I am under no such obligation. I spent thousands of hours with those detainees and can say with confidence that in my opinion they never would have given up the information that eventually led to bin Ladin without enhanced measures.

Feinstein and her staffers can spin it any way they want to, but they were not there; I was. They can—and do—claim that the pieces of the puzzle provided by detainees in the CIA detention and interrogation program were not necessary and contributed nothing to finding and killing bin Ladin. But in doing so, they reveal something: they are woefully ignorant about how intelligence actually is collected and analyzed or they are deliberately misleading themselves and the American people.

KSM and Abu Faraj al-Libbi weren’t foot soldiers. They were hardened al-Qa’ida operatives.
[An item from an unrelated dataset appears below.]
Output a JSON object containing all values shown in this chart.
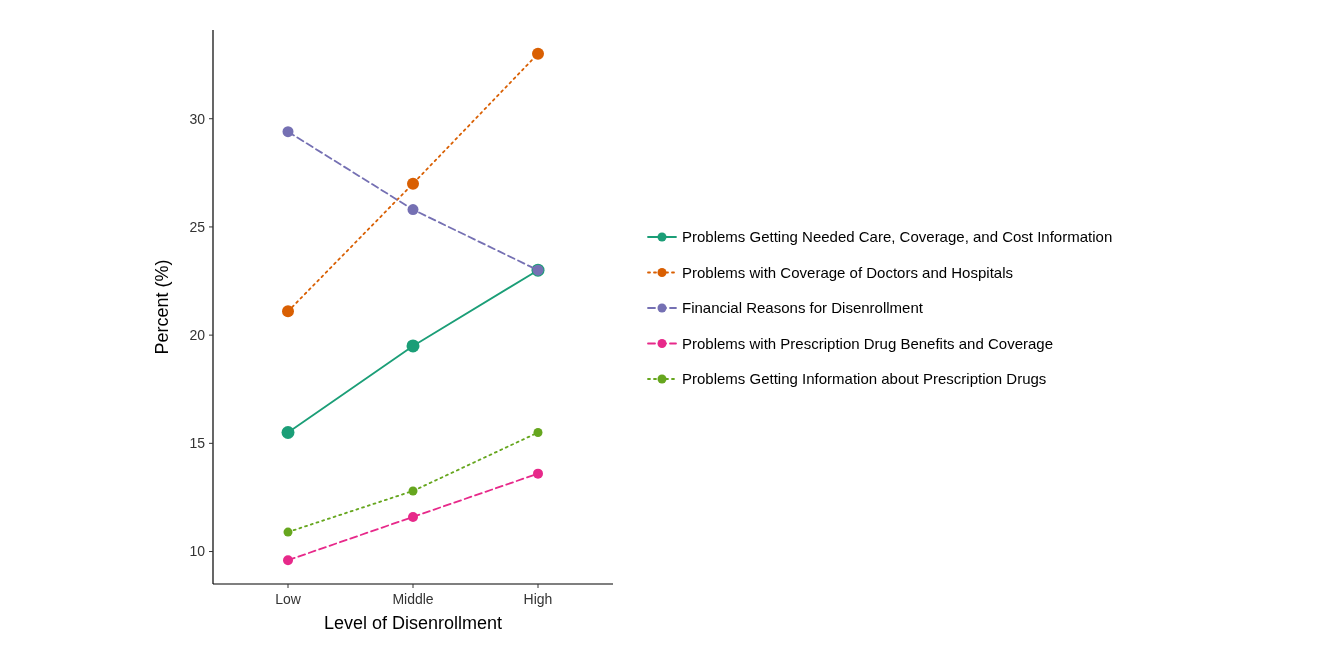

They were senior al-Qa’ida leaders skilled at resisting if they chose to and highly committed to protecting the secret of bin Ladin’s location. KSM had been exposed to EITs and didn’t capitulate. Abu Faraj al-Libbi was willing to endure them, if necessary, to protect bin Ladin. Expecting the two of them to capitulate and give up bin Ladin because someone built rapport with them would be like expecting one of our great generals, say, General Patton, to give away the secret of D-Day because the Germans were nice to him. I can’t picture it.

It is possible that there is nothing anyone could have done to get KSM and Faraj al-Libbi to admit that Abu Ahmed was bin Ladin’s courier. Fortunately, other detainees who had been exposed to EITs provided the tip-off, and so they didn’t have to. By lying, KSM and Faraj al-Libbi corroborated what those detainees said and highlighted how important Abu Ahmed was. Detainees from the interrogation program put the CIA on the trail to finding and killing bin Ladin. Of this I have no doubt.